Supporting organizations with data privacy & security

Supporting organizations with data privacy & security

March 3, 2025

With executive orders coming from the President's office, our Data & Evaluation Committee used their February meeting to consider data privacy, ethics, and community data practices that directly affect communities who access food services. 


Here are tips and templates for community-based organizations:

Tip 1: Who has access?
Review the data in your organization and consider who has access. Some data can be public where it’s freely accessible to everyone, while other data may be limited to only your internal team or only specific team members. Setting and reviewing access permissions for your data will improve safeguarding and security for your community.

Tip 2: Be intentional with data collection.
Examine your data collection practices and protocols. You can prioritize your community’s privacy by limiting the data you collect to only what’s absolutely necessary and using anonymous surveys whenever possible. Additionally having an informed consent policy and other data protection policies that are available for your community to review can improve trust.
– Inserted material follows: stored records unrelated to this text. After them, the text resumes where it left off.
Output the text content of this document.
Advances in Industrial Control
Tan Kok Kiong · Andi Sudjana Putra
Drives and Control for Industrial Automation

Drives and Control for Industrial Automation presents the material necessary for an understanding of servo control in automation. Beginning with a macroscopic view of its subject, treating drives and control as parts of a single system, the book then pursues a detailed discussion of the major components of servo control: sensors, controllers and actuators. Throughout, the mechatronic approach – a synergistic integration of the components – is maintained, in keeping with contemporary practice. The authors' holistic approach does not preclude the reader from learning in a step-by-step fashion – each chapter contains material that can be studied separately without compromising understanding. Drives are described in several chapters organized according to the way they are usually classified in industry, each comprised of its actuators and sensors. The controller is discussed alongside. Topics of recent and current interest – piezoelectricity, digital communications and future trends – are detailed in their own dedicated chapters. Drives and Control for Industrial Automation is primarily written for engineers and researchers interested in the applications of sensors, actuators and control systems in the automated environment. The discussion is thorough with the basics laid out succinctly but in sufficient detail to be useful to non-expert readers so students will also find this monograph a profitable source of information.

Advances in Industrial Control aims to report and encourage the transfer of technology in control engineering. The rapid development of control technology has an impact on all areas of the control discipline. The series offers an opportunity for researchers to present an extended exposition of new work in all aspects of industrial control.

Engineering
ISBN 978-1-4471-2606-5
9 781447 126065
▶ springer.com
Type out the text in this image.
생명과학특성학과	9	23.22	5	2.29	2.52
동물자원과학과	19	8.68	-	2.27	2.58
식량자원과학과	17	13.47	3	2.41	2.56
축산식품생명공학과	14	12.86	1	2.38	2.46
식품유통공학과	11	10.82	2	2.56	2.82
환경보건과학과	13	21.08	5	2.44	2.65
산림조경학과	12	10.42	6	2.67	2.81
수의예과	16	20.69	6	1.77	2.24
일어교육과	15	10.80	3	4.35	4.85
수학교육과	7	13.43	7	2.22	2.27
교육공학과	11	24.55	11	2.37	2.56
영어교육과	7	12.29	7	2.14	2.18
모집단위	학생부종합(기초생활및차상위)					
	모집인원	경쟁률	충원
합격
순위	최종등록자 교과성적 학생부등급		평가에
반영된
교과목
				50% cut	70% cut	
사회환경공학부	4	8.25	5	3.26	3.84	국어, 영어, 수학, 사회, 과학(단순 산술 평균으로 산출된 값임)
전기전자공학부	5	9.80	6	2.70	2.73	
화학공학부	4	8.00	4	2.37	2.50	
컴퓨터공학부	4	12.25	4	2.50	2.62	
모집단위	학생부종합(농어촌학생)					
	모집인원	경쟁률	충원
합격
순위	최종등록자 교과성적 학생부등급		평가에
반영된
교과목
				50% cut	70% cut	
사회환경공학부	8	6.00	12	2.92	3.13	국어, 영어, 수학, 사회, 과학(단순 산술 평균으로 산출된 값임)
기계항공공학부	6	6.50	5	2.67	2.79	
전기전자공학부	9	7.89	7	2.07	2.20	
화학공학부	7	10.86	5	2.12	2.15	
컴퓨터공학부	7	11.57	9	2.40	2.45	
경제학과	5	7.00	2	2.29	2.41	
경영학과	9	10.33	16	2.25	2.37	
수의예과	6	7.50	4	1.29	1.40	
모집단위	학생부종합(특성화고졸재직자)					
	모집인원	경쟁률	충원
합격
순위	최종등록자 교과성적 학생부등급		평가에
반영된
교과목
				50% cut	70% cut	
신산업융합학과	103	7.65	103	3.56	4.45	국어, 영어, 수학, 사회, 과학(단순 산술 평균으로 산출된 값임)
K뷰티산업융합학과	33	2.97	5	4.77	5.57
Tip 3: Be aware of your digital footprint.
Not all encryption is equal; look into the data protection and encryption for your file storage and messaging systems. Find software that uses end-to-end encryption and avoid storing sensitive or private data on free and low-cost platforms like Google Drive. Learn how to turn on encryption for other software you use like Teams, Zoom, and emails.

Tip 4: Flip the script.
Remember that monitoring and surveillance can go both ways, and grassroots resistance movements have long histories of innovative data practices. You can use community data to know what enforcement agencies are doing and what’s happening on the ground.

Tip 5: Bring it all together!
Create systems at your organization that support your work, creating policies are ways to protect your organization and community, and build power and confidence among your staff who will be facing new challenges.